Libre comme l’air et les cieux provençaux d’Eygalières, qu’il préfèra aux mondanités parisiennes, Alfred Latour (1888-1964) est un artiste dont l’œuvre foisonnante reste à redécouvrir. Graveur, af chiste, typographe, dessinateur textile et photographe de talent, Alfred Latour se savait peintre et sut le devenir.


Rizières, 1956, huile sur toile, 50 x 65 cm © Musée Ziem, Martigues
Rizières, 1956, huile sur toile, 50 x 65 cm © Musée Ziem, Martigues

L’exposition qui lui est consacrée au printemps 2018 à l’Espace Van Gogh présente son œuvre et son parcours, des succès parisiens puis internationaux, en passant par le chaos des deux guerres mondiales qu’il traverse, jusqu’aux années de sérénité à Eygalières. Parallèlement à une œuvre picturale majeure, il créa pendant des années des tissus remarqués par les acteurs de la haute couture, et participa au renouveau du graphisme et de la publicité en France et en Europe.
Dans le même temps, l’œuvre photographique d’Alfred Latour fait pour la première fois l’objet d’une exposition institutionnelle au musée Réattu. Son œuvre se place de façon légitime dans l’histoire même de la photographie et rejoint – le temps d’une exposition – les cimaises du premier musée des beaux-arts français à avoir collectionné la photographie.
Enfin, la Maison des Consuls d’Eygalières présente une série de photographies réalisées par l’artiste dans ce village de Provence où il avait élu domicile les trente dernières années de sa vie. Dans le rôle du photographe, Alfred Latour a toutefois gardé la position du peintre, le regard du peintre, l’esprit du peintre, et c’est ce qui fait toute son originalité.
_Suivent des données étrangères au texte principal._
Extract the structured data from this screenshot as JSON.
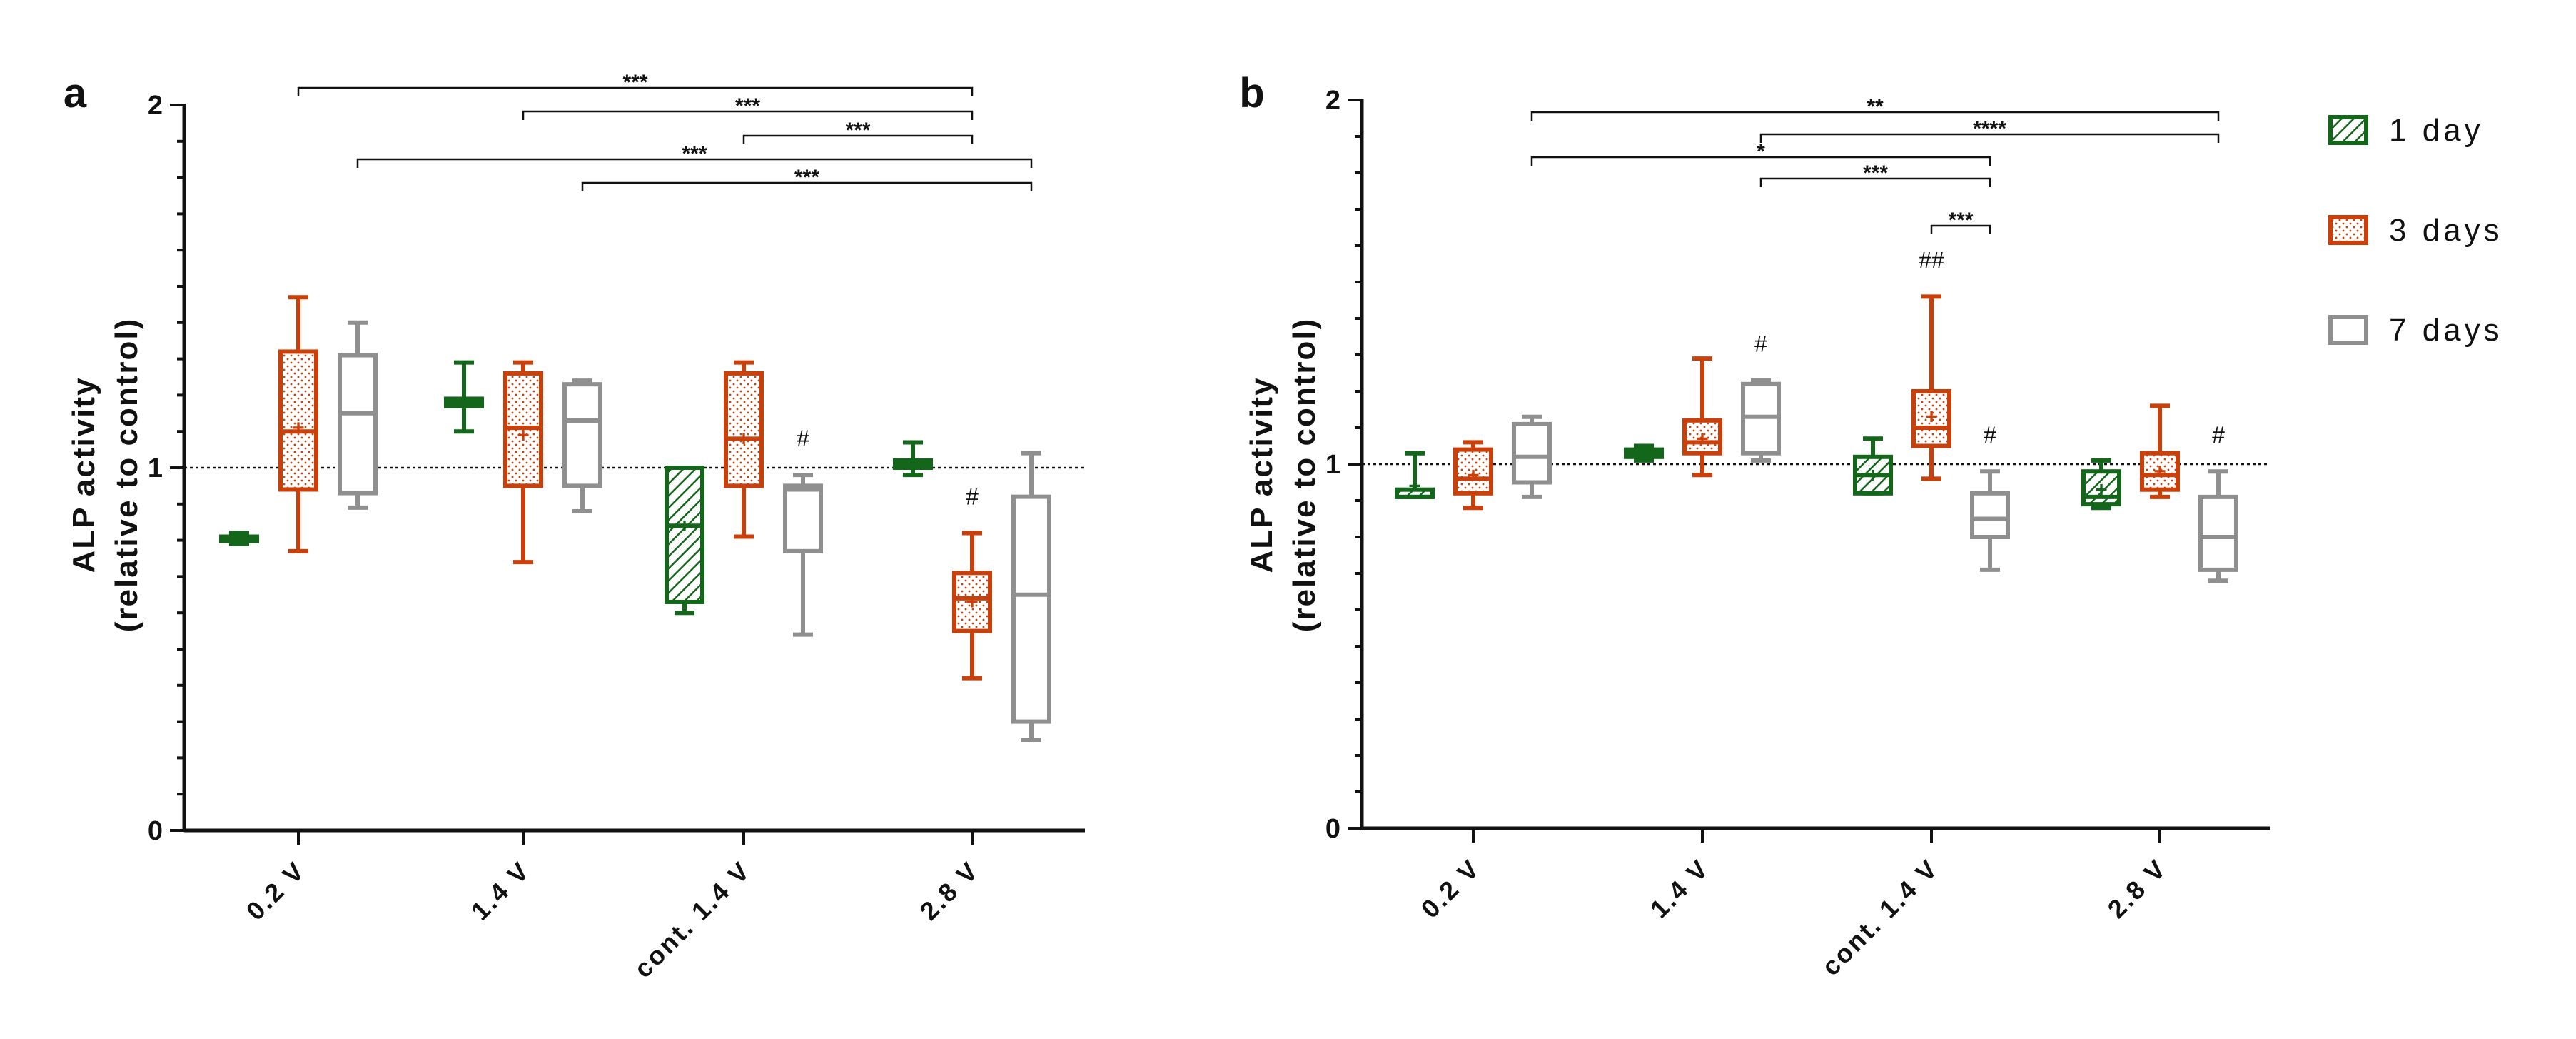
{
  "chart_data": [
    {
      "type": "boxplot",
      "panel": "a",
      "ylabel_line1": "ALP activity",
      "ylabel_line2": "(relative to control)",
      "ylim": [
        0,
        2
      ],
      "yticks": [
        0,
        1,
        2
      ],
      "yticks_text": [
        "0",
        "1",
        "2"
      ],
      "reference_line": 1,
      "categories": [
        "0.2 V",
        "1.4 V",
        "cont. 1.4 V",
        "2.8 V"
      ],
      "series": [
        {
          "name": "1 day",
          "boxes": [
            {
              "min": 0.79,
              "q1": 0.8,
              "median": 0.805,
              "q3": 0.81,
              "max": 0.82,
              "mean": 0.805
            },
            {
              "min": 1.1,
              "q1": 1.17,
              "median": 1.18,
              "q3": 1.19,
              "max": 1.29,
              "mean": 1.18
            },
            {
              "min": 0.6,
              "q1": 0.63,
              "median": 0.84,
              "q3": 1.0,
              "max": 1.0,
              "mean": 0.84
            },
            {
              "min": 0.98,
              "q1": 1.0,
              "median": 1.01,
              "q3": 1.02,
              "max": 1.07,
              "mean": 1.01
            }
          ]
        },
        {
          "name": "3 days",
          "boxes": [
            {
              "min": 0.77,
              "q1": 0.94,
              "median": 1.1,
              "q3": 1.32,
              "max": 1.47,
              "mean": 1.11
            },
            {
              "min": 0.74,
              "q1": 0.95,
              "median": 1.11,
              "q3": 1.26,
              "max": 1.29,
              "mean": 1.09
            },
            {
              "min": 0.81,
              "q1": 0.95,
              "median": 1.08,
              "q3": 1.26,
              "max": 1.29,
              "mean": 1.08
            },
            {
              "min": 0.42,
              "q1": 0.55,
              "median": 0.64,
              "q3": 0.71,
              "max": 0.82,
              "mean": 0.63
            }
          ]
        },
        {
          "name": "7 days",
          "boxes": [
            {
              "min": 0.89,
              "q1": 0.93,
              "median": 1.15,
              "q3": 1.31,
              "max": 1.4,
              "mean": null
            },
            {
              "min": 0.88,
              "q1": 0.95,
              "median": 1.13,
              "q3": 1.23,
              "max": 1.24,
              "mean": null
            },
            {
              "min": 0.54,
              "q1": 0.77,
              "median": 0.94,
              "q3": 0.95,
              "max": 0.98,
              "mean": null
            },
            {
              "min": 0.25,
              "q1": 0.3,
              "median": 0.65,
              "q3": 0.92,
              "max": 1.04,
              "mean": null
            }
          ]
        }
      ],
      "brackets": [
        {
          "from": [
            0,
            1
          ],
          "to": [
            3,
            1
          ],
          "text": "***"
        },
        {
          "from": [
            1,
            1
          ],
          "to": [
            3,
            1
          ],
          "text": "***"
        },
        {
          "from": [
            2,
            1
          ],
          "to": [
            3,
            1
          ],
          "text": "***"
        },
        {
          "from": [
            0,
            2
          ],
          "to": [
            3,
            2
          ],
          "text": "***"
        },
        {
          "from": [
            1,
            2
          ],
          "to": [
            3,
            2
          ],
          "text": "***"
        }
      ],
      "hash_marks": [
        {
          "cat": 2,
          "series": 2,
          "text": "#"
        },
        {
          "cat": 3,
          "series": 1,
          "text": "#"
        }
      ]
    },
    {
      "type": "boxplot",
      "panel": "b",
      "ylabel_line1": "ALP activity",
      "ylabel_line2": "(relative to control)",
      "ylim": [
        0,
        2
      ],
      "yticks": [
        0,
        1,
        2
      ],
      "yticks_text": [
        "0",
        "1",
        "2"
      ],
      "reference_line": 1,
      "categories": [
        "0.2 V",
        "1.4 V",
        "cont. 1.4 V",
        "2.8 V"
      ],
      "series": [
        {
          "name": "1 day",
          "boxes": [
            {
              "min": 0.91,
              "q1": 0.91,
              "median": 0.91,
              "q3": 0.93,
              "max": 1.03,
              "mean": 0.94
            },
            {
              "min": 1.01,
              "q1": 1.02,
              "median": 1.03,
              "q3": 1.04,
              "max": 1.05,
              "mean": 1.03
            },
            {
              "min": 0.92,
              "q1": 0.92,
              "median": 0.97,
              "q3": 1.02,
              "max": 1.07,
              "mean": 0.97
            },
            {
              "min": 0.88,
              "q1": 0.89,
              "median": 0.91,
              "q3": 0.98,
              "max": 1.01,
              "mean": 0.93
            }
          ]
        },
        {
          "name": "3 days",
          "boxes": [
            {
              "min": 0.88,
              "q1": 0.92,
              "median": 0.96,
              "q3": 1.04,
              "max": 1.06,
              "mean": 0.97
            },
            {
              "min": 0.97,
              "q1": 1.03,
              "median": 1.06,
              "q3": 1.12,
              "max": 1.29,
              "mean": 1.07
            },
            {
              "min": 0.96,
              "q1": 1.05,
              "median": 1.1,
              "q3": 1.2,
              "max": 1.46,
              "mean": 1.13
            },
            {
              "min": 0.91,
              "q1": 0.93,
              "median": 0.97,
              "q3": 1.03,
              "max": 1.16,
              "mean": 0.98
            }
          ]
        },
        {
          "name": "7 days",
          "boxes": [
            {
              "min": 0.91,
              "q1": 0.95,
              "median": 1.02,
              "q3": 1.11,
              "max": 1.13,
              "mean": null
            },
            {
              "min": 1.01,
              "q1": 1.03,
              "median": 1.13,
              "q3": 1.22,
              "max": 1.23,
              "mean": null
            },
            {
              "min": 0.71,
              "q1": 0.8,
              "median": 0.85,
              "q3": 0.92,
              "max": 0.98,
              "mean": null
            },
            {
              "min": 0.68,
              "q1": 0.71,
              "median": 0.8,
              "q3": 0.91,
              "max": 0.98,
              "mean": null
            }
          ]
        }
      ],
      "brackets": [
        {
          "from": [
            0,
            2
          ],
          "to": [
            3,
            2
          ],
          "text": "**"
        },
        {
          "from": [
            1,
            2
          ],
          "to": [
            3,
            2
          ],
          "text": "****"
        },
        {
          "from": [
            0,
            2
          ],
          "to": [
            2,
            2
          ],
          "text": "*"
        },
        {
          "from": [
            1,
            2
          ],
          "to": [
            2,
            2
          ],
          "text": "***"
        },
        {
          "from": [
            2,
            1
          ],
          "to": [
            2,
            2
          ],
          "text": "***"
        }
      ],
      "hash_marks": [
        {
          "cat": 1,
          "series": 2,
          "text": "#"
        },
        {
          "cat": 2,
          "series": 1,
          "text": "##"
        },
        {
          "cat": 2,
          "series": 2,
          "text": "#"
        },
        {
          "cat": 3,
          "series": 2,
          "text": "#"
        }
      ]
    }
  ],
  "legend": [
    {
      "label": "1 day",
      "series": 0
    },
    {
      "label": "3 days",
      "series": 1
    },
    {
      "label": "7 days",
      "series": 2
    }
  ],
  "colors": {
    "series": [
      "#13661a",
      "#c9400a",
      "#8f8f8f"
    ],
    "axis": "#111111"
  }
}
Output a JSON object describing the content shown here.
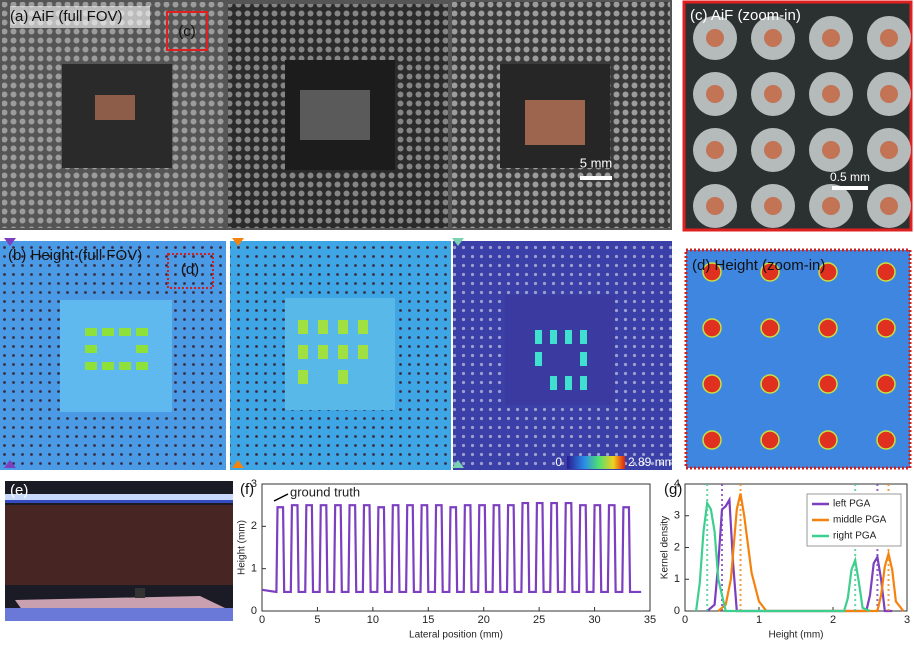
{
  "panels": {
    "a": "(a) AiF (full FOV)",
    "a_box": "(c)",
    "a_scale": "5 mm",
    "c": "(c) AiF (zoom-in)",
    "c_scale": "0.5 mm",
    "b": "(b) Height (full FOV)",
    "b_box": "(d)",
    "colorbar_min": "0",
    "colorbar_max": "2.89 mm",
    "d": "(d) Height (zoom-in)",
    "e": "(e)",
    "f": "(f)",
    "g": "(g)"
  },
  "chart_data": [
    {
      "type": "line",
      "annotation": "ground truth",
      "xlabel": "Lateral position (mm)",
      "ylabel": "Height (mm)",
      "color": "#7b3fbf",
      "xlim": [
        0,
        35
      ],
      "xticks": [
        0,
        5,
        10,
        15,
        20,
        25,
        30,
        35
      ],
      "ylim": [
        0,
        3
      ],
      "yticks": [
        0,
        1,
        2,
        3
      ],
      "x": [
        0,
        1.3,
        1.4,
        1.9,
        2.0,
        2.6,
        2.7,
        3.2,
        3.3,
        3.9,
        4.0,
        4.5,
        4.6,
        5.2,
        5.3,
        5.8,
        5.9,
        6.5,
        6.6,
        7.1,
        7.2,
        7.8,
        7.9,
        8.4,
        8.5,
        9.1,
        9.2,
        9.7,
        9.8,
        10.4,
        10.5,
        11.0,
        11.1,
        11.7,
        11.8,
        12.3,
        12.4,
        13.0,
        13.1,
        13.6,
        13.7,
        14.3,
        14.4,
        14.9,
        15.0,
        15.6,
        15.7,
        16.2,
        16.3,
        16.9,
        17.0,
        17.5,
        17.6,
        18.2,
        18.3,
        18.8,
        18.9,
        19.5,
        19.6,
        20.1,
        20.2,
        20.8,
        20.9,
        21.4,
        21.5,
        22.1,
        22.2,
        22.7,
        22.8,
        23.4,
        23.5,
        24.0,
        24.1,
        24.7,
        24.8,
        25.3,
        25.4,
        26.0,
        26.1,
        26.6,
        26.7,
        27.3,
        27.4,
        27.9,
        28.0,
        28.6,
        28.7,
        29.2,
        29.3,
        29.9,
        30.0,
        30.5,
        30.6,
        31.2,
        31.3,
        31.8,
        31.9,
        32.5,
        32.6,
        33.1,
        33.2,
        34.2
      ],
      "values": [
        0.5,
        0.45,
        2.45,
        2.45,
        0.45,
        0.45,
        2.5,
        2.5,
        0.45,
        0.45,
        2.5,
        2.5,
        0.45,
        0.45,
        2.5,
        2.5,
        0.45,
        0.45,
        2.5,
        2.5,
        0.45,
        0.45,
        2.5,
        2.5,
        0.45,
        0.45,
        2.5,
        2.5,
        0.45,
        0.45,
        2.45,
        2.45,
        0.45,
        0.45,
        2.5,
        2.5,
        0.45,
        0.45,
        2.5,
        2.5,
        0.45,
        0.45,
        2.5,
        2.5,
        0.45,
        0.45,
        2.5,
        2.5,
        0.45,
        0.45,
        2.45,
        2.45,
        0.45,
        0.45,
        2.5,
        2.5,
        0.45,
        0.45,
        2.5,
        2.5,
        0.45,
        0.45,
        2.5,
        2.5,
        0.45,
        0.45,
        2.5,
        2.5,
        0.45,
        0.45,
        2.55,
        2.55,
        0.45,
        0.45,
        2.55,
        2.55,
        0.45,
        0.45,
        2.55,
        2.55,
        0.45,
        0.45,
        2.55,
        2.55,
        0.45,
        0.45,
        2.5,
        2.5,
        0.45,
        0.45,
        2.5,
        2.5,
        0.45,
        0.45,
        2.5,
        2.5,
        0.45,
        0.45,
        2.45,
        2.45,
        0.45,
        0.45
      ]
    },
    {
      "type": "line",
      "xlabel": "Height (mm)",
      "ylabel": "Kernel density",
      "legend": "upper right",
      "xlim": [
        0,
        3
      ],
      "xticks": [
        0,
        1,
        2,
        3
      ],
      "ylim": [
        0,
        4
      ],
      "yticks": [
        0,
        1,
        2,
        3,
        4
      ],
      "series": [
        {
          "name": "left PGA",
          "color": "#7b3fbf",
          "ref_x": [
            0.5,
            2.6
          ],
          "x": [
            0.3,
            0.4,
            0.45,
            0.5,
            0.55,
            0.6,
            0.65,
            0.7,
            2.45,
            2.5,
            2.55,
            2.6,
            2.65,
            2.7,
            2.8
          ],
          "values": [
            0,
            0.2,
            1.5,
            3.2,
            3.3,
            3.5,
            1.5,
            0,
            0,
            0.5,
            1.5,
            1.7,
            1.0,
            0,
            0
          ]
        },
        {
          "name": "middle PGA",
          "color": "#f5820d",
          "ref_x": [
            0.75,
            2.75
          ],
          "x": [
            0.45,
            0.55,
            0.62,
            0.7,
            0.75,
            0.8,
            0.9,
            1.0,
            1.1,
            2.6,
            2.65,
            2.7,
            2.75,
            2.8,
            2.85,
            2.95
          ],
          "values": [
            0,
            0.2,
            1.0,
            3.2,
            3.7,
            3.0,
            1.2,
            0.3,
            0,
            0,
            0.5,
            1.4,
            1.8,
            1.3,
            0.3,
            0
          ]
        },
        {
          "name": "right PGA",
          "color": "#3dcf8e",
          "ref_x": [
            0.3,
            2.3
          ],
          "x": [
            0.15,
            0.2,
            0.25,
            0.3,
            0.35,
            0.4,
            0.45,
            0.55,
            2.15,
            2.2,
            2.25,
            2.3,
            2.35,
            2.4,
            2.5
          ],
          "values": [
            0,
            0.9,
            2.5,
            3.4,
            3.2,
            2.5,
            1.0,
            0,
            0,
            0.4,
            1.3,
            1.6,
            0.9,
            0.1,
            0
          ]
        }
      ]
    }
  ]
}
Espace Van Gogh, Arles du 29 mars au 2 mai 2018

Les Saintes-Marie-de-la-Mer, 1956, aquarelle, 12,5 x 17 cm © Fondation Alfred Latour
Les Saintes-Marie-de-la-Mer, 1956, aquarelle, 12,5 x 17 cm © Fondation Alfred Latour
Cette exposition présente l’œuvre et le parcours d’Alfred Latour, un artiste qui vécut à Eygalières à l’abri du bruit et des modes. Parallèlement à une œuvre picturale majeure, il créa pendant des années des tissus remarqués par les acteurs de la haute couture, et participa au renouveau du graphisme et de la publicité en France et en Europe.
C’est à Paris, dans les années 1910, que débute la carrière d’Alfred Latour. À la source, un attrait pour la peinture jamais démenti, un goût pour la gravure que l’artiste poussera à un niveau de virtuosité rarement égalé, et – pour compléter une palette de talents naturels – une technique de l’aquarelle qui lui assurera une reconnaissance des critiques et des collectionneurs. Aujourd’hui, on trouve les œuvres d’Alfred Latour au Centre Pompidou, au British Museum, au Musée Cantini, entre autres.

Alfred Latour se forme à l’École des arts décoratifs de Paris. Il en sort avec l’œil aiguisé, et un vocabulaire artistique qui lui permet d’aborder avec aisance tant le graphisme et le design de mode que la publicité et la photographie. Dans tous ces champs d’expression, Latour est en quête d’innovation. Il cherche dans les formes et les supports des passerelles susceptibles de faire dialoguer les médiums qu’il emploie.
Latour est membre de l’Union des artistes modernes (UAM) fondée par Robert Mallet-Stevens, qui rassemble notamment des artistes comme Le Corbusier, Sonia Delaunay, Man Ray, Fernand Léger. Il excelle dans le graphisme et la publicité, élabore la communication des Vins Nicolas. Il travaille la reliure, illustre par des traits de plume et des gravures de nombreux ouvrages qui deviennent immédiatement des objets de collection et que l’on retrouve dans les réserves précieuses de la Bibliothèque nationale de France.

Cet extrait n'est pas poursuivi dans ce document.